Geir Heitmann, vice president of Statoil LNG Trading and Operations, said: “We are delighted to sign a contract with LITGAS. At the same time this contract marks our first step with LNG business in the Baltic Sea region. We hope that will evolve into long-term partnership and will bring mutual benefits to both parties.”
LNG reloadingThe contract also provides possibilities for cooperation in LNG reloading. Gas in liquid form would be pumped to smaller tonnage vessels at the Klaipeda terminal and shipped to small terminals. Successful development of commercial reloading operations would increase the usage of the terminal and would concurrently lower its maintenance costs, which are being covered by Lithuanian consumers.
The price of LNG supplied to Lithuania will be linked to the value of the NBP index.
“This type of pricing is new to Lithuania and this means that the price of natural gas supplied by LITGAS will depend on changes in the supply and demand for natural gas, including LNG on the international markets as well as seasonal temperature fluctuations,” added Tuckus. “Linking to natural gas indices is a common practice in North Western Europe which makes it possible to abandon the indexation of natural gas prices to oil prices which dominates in Eastern Europe and often results in natural gas prices that have no relation to the ones prevailing in the rest of Europe.”
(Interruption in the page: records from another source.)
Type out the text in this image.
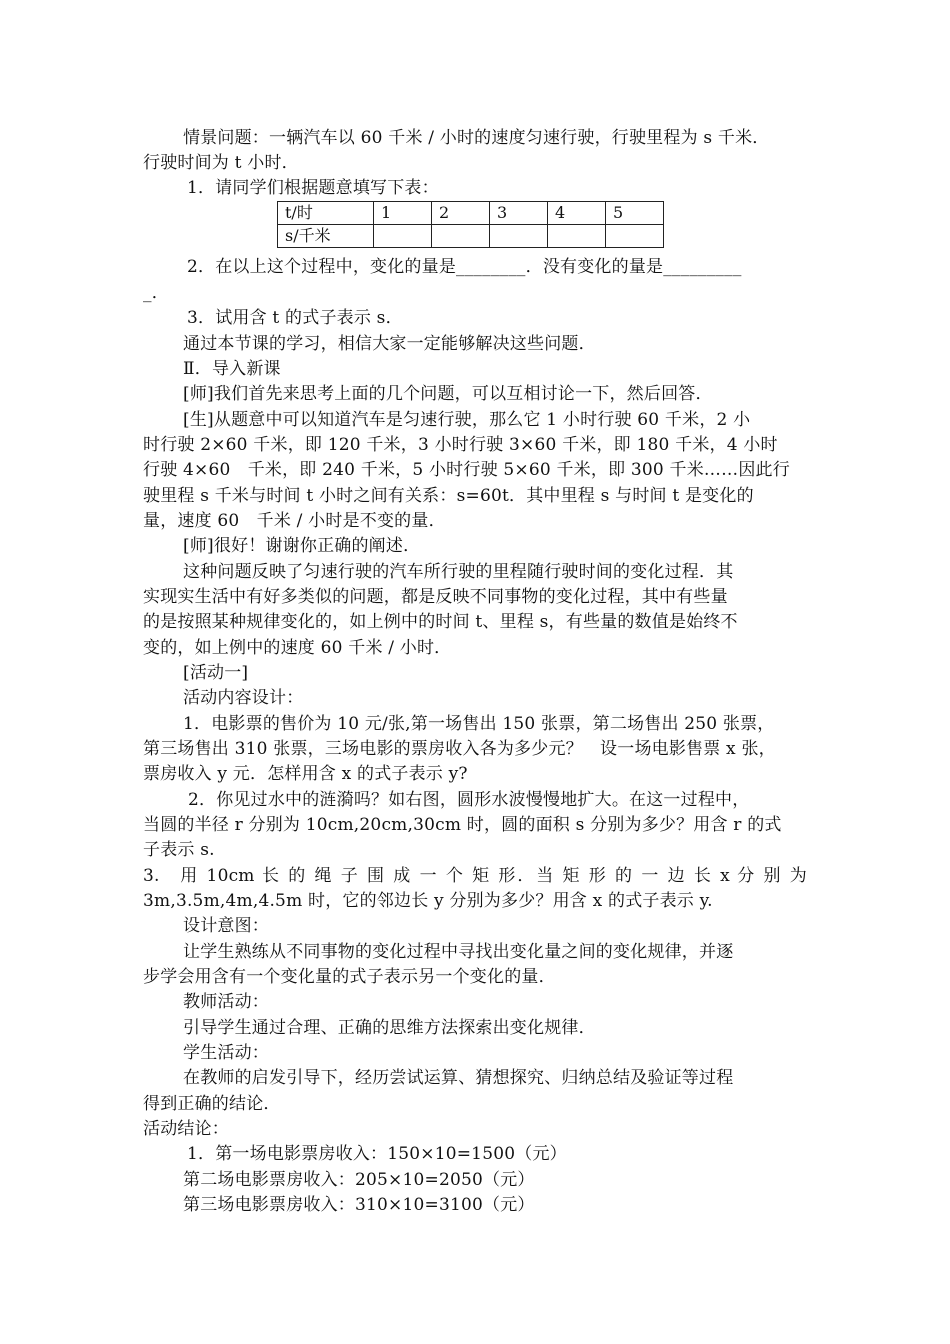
情景问题：一辆汽车以 60 千米 / 小时的速度匀速行驶，行驶里程为 s 千米．
行驶时间为 t 小时．
1．请同学们根据题意填写下表：
t/时	1	2	3	4	5
s/千米					
2．在以上这个过程中，变化的量是________．没有变化的量是_________
_．
3．试用含 t 的式子表示 s．
通过本节课的学习，相信大家一定能够解决这些问题．
Ⅱ．导入新课
[师]我们首先来思考上面的几个问题，可以互相讨论一下，然后回答．
[生]从题意中可以知道汽车是匀速行驶，那么它 1 小时行驶 60 千米，2 小
时行驶 2×60 千米，即 120 千米，3 小时行驶 3×60 千米，即 180 千米，4 小时
行驶 4×60　千米，即 240 千米，5 小时行驶 5×60 千米，即 300 千米……因此行
驶里程 s 千米与时间 t 小时之间有关系：s=60t．其中里程 s 与时间 t 是变化的
量，速度 60　千米 / 小时是不变的量．
[师]很好！谢谢你正确的阐述．
这种问题反映了匀速行驶的汽车所行驶的里程随行驶时间的变化过程．其
实现实生活中有好多类似的问题，都是反映不同事物的变化过程，其中有些量
的是按照某种规律变化的，如上例中的时间 t、里程 s，有些量的数值是始终不
变的，如上例中的速度 60 千米 / 小时．
[活动一]
活动内容设计：
1．电影票的售价为 10 元/张,第一场售出 150 张票，第二场售出 250 张票，
第三场售出 310 张票，三场电影的票房收入各为多少元？　设一场电影售票 x 张，
票房收入 y 元．怎样用含 x 的式子表示 y?
2．你见过水中的涟漪吗？如右图，圆形水波慢慢地扩大。在这一过程中，
当圆的半径 r 分别为 10cm,20cm,30cm 时，圆的面积 s 分别为多少？用含 r 的式
子表示 s.
3.　用 10cm 长 的 绳 子 围 成 一 个 矩 形．当 矩 形 的 一 边 长 x 分 别 为
3m,3.5m,4m,4.5m 时，它的邻边长 y 分别为多少？用含 x 的式子表示 y.
设计意图：
让学生熟练从不同事物的变化过程中寻找出变化量之间的变化规律，并逐
步学会用含有一个变化量的式子表示另一个变化的量．
教师活动：
引导学生通过合理、正确的思维方法探索出变化规律．
学生活动：
在教师的启发引导下，经历尝试运算、猜想探究、归纳总结及验证等过程
得到正确的结论．
活动结论：
1．第一场电影票房收入：150×10=1500（元）
第二场电影票房收入：205×10=2050（元）
第三场电影票房收入：310×10=3100（元）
Based on exchange data of the last four months, the price of LNG in Lithuania would be in a range of LTL 900 - 1000 per 1000 m3 adjusted for the calorific value. “However, the natural gas market is seasonal in nature and prices in winter tend to be higher, especially in cold weather,” Tuckus noted.
Like other natural gas suppliers, LITGAS will provide information on the latest prices of supplied natural gas to the National Commission for Energy Control and Prices, which, in turn, draws up and publishes market reports.
According to the scheme established in legislation, LITGAS, as the designated supplier, has an obligation to supply 540 million m3 of natural gas per annum through the LNG terminal for a period of five years. This will then be sold to regulated heat and electricity producers (electricity and heat producers that are subject to the regulated heat prices, receive subsidised electricity generation quotas or generate electricity under public service obligations). Their off-take will be proportionate to their gas consumption volume.
LITGAS is also prepared to supply more gas than it is currently required by legislation. The company has already entered into 12 non-binding Master Sale and Purchase agreements (MTA/MSPA) with global suppliers. MSPA agreements enable LITGAS to trade on the spot market and to offer natural gas to Lithuanian market from companies whose aggregate supply accounts for more than half of total global LNG supply.
Under these MSPA agreements, LITGAS has also organised a tender for the purchase of the commissioning cargo. The bid submitted by Statoil was recognised to be the most economically advantageous offer (in terms of technical and financial criteria) out of 16 different bids provided by 9 companies. The commissioning cargo will be delivered to Klaipeda port in autumn on DES basis. Commissioning cargo will be used for terminal testing purposes in order to ensure that comprehensive operation of Klaipeda LNG terminal is possible.